In the run-up to the XI Annual Session of the Valdai International Discussion Club, the Russian International Affairs Council (RIAC) – one of the club’s co-founders – has published a report by RIAC Programme Director Ivan Timofeev entitled "World Order or World Anarchy: A Look at the Modern System of International Relations."
The situation in Ukraine and the crisis in international relations have again raised questions about what kind of world we live in. Is there such a thing as world order? What are its foundations? How should Russia proceed in an increasingly competitive global environment?
This global environment, according to the report, is extremely uncertain. And it is this uncertainty that causes the key global players to be in constant fear of hostile actions on the part of the others. "In this context, a conflict breaks out even when the parties are objectively not interested in it," notes Ivan Timofeev. Perhaps this is why the Ukrainian crisis has not yet been resolved, despite the fact that it has not brought any tangible gains to either side.

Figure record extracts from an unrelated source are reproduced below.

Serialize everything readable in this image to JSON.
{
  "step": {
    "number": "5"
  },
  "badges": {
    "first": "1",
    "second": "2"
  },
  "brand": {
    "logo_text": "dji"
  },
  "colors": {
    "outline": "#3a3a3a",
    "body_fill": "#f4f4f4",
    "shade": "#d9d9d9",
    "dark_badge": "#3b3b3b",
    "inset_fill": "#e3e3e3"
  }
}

As for Russia, the author writes that its "position among great powers today is fairly vulnerable." This is due to its limited ability to convert its political resources in the international arena into socio-economic development. The situation is made even worse by Russia’s opponents, who will try to block Russia’s access to the global sources of growth and development.

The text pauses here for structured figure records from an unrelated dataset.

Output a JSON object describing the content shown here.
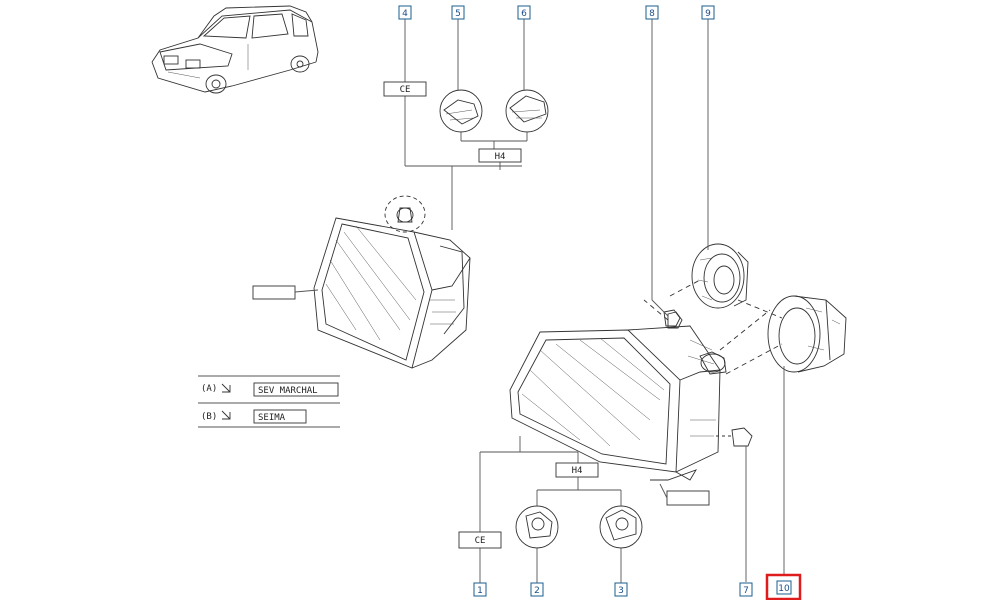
{
  "callouts": [
    "1",
    "2",
    "3",
    "4",
    "5",
    "6",
    "7",
    "8",
    "9",
    "10"
  ],
  "labels": {
    "ce_top": "CE",
    "h4_top": "H4",
    "ce_bottom": "CE",
    "h4_bottom": "H4"
  },
  "legend": {
    "a_key": "(A)",
    "a_value": "SEV MARCHAL",
    "b_key": "(B)",
    "b_value": "SEIMA"
  },
  "highlight_color": "#e01b1b",
  "callout_color": "#1a5e8f"
}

Russia cannot let itself slip into a fierce confrontation with the West. Nor can it afford to make significant concessions. Moscow is interested in the kind of multi-polarity in which the country has access to sources of growth. And one of these sources will inevitably be China. However, independence from the United States and the European Union should not develop into dependence on China. The only way for Russia to successfully steer clear of such a situation is to take the pragmatic approach and "play on several chessboards at once", while at the same time turning itself into a source of development.
The XI Annual Session of the Valdai International Discussion Club has been given the title "The World Order: New Rules or a Game without Rules?" Around 100 participants from over 25 countries will put their heads together to work on new approaches to issues on the global agenda. Among them will be RIAC President Igor Ivanov, Director General Andrei Kortunov and Programme Director Ivan Timofeev.
The XI Annual Session of the Valdai International Discussion Club will take place in Sochi on October 22–24.